The Saint

Is there anything that speaks as directly and conclusively to the credibility of the church as the fact that the wife of Nicholas II, Alexandra, has been made a “saint” by the Russian Orthodox Church?

In 1981 Alexandra and her family were acknowledged by The Russian Orthodox Church as martyrs, and in 2000, Empress Alexandra was made a saint by the church. She was canonized as both a saint and as a passion bearer.  From Here.  Don’t click on it: it’s one of those awful click-bait Facebook links.

Seriously?

Can we, in the future, expect to see “Saint” Diana?  Why not? Let’s see: she was famous.  She was rich.  She was vain and self-serving.  She was  a consummate narcissist.   Do we even have to wait for a miracle?

I will concede that she appears to have been faithful to her husband, and she volunteered for nursing duty during the war, along with her daughters.  She didn’t commit any mass slaughters like Olga of Kiev.  But she also may have been at least partly responsible for bringing on the Russian Revolution with her irrational attachment to Rasputin and her belief that he could heal Alexey’s hemophilia– at least, temporarily.  When it was apparent to all of the Czar’s advisers and ministers that Rasputin was widely hated among the populace, she and Nicholas refused to disassociate themselves from him.  When Prime-Minister Stolypin reported in more detail on Rasputin’s lecherous behaviour, he had him exiled but Alexandra persuaded him to allow back.  With the survival of the entire government at stake, it was left to the husband of one of Nicholas’ nephews,  Prince Feliks Yusopov, to try to save the Czar from himself by assassinating him.  As it turns out, it was too late.

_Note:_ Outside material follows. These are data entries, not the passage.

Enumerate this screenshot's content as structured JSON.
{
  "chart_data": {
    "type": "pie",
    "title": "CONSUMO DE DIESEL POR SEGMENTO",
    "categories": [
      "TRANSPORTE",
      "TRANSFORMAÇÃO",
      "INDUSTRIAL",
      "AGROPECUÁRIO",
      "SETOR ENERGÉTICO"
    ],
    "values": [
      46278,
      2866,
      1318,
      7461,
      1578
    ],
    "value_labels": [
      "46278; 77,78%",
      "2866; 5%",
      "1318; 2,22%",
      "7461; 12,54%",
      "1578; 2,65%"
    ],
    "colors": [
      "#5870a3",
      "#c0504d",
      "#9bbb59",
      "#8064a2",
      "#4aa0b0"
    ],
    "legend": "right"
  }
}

Can you imagine some sequence of thought or imagination in which a genuinely spiritual person in a Church based on the gospel of Jesus Christ has an authentic experience of encountering qualities in  the story of Alexandra that would inspire you to exclaim, “what a saint!  What a model and paragon of Christian virtue and humility!  What an inspiration to all of mankind!  Think of all the suffering she alleviated!  Think of her purity and modesty!  Think of how constantly she placed others ahead of herself!”

But then, we are talking about a movement–I do mean broadly, Christianity itself– that bloviated constantly about purity and humility and spirituality and service to mankind and truth and dignity… and then voted– overwhelmingly– for Donald Trump in a real election.

How can anything said by its adherents be taken seriously anymore?

And to those who rejected Donald Trump but insist they are Christians, I cannot imagine how you rationalize a faith that itself proclaims that you can and should judge people by their fruits.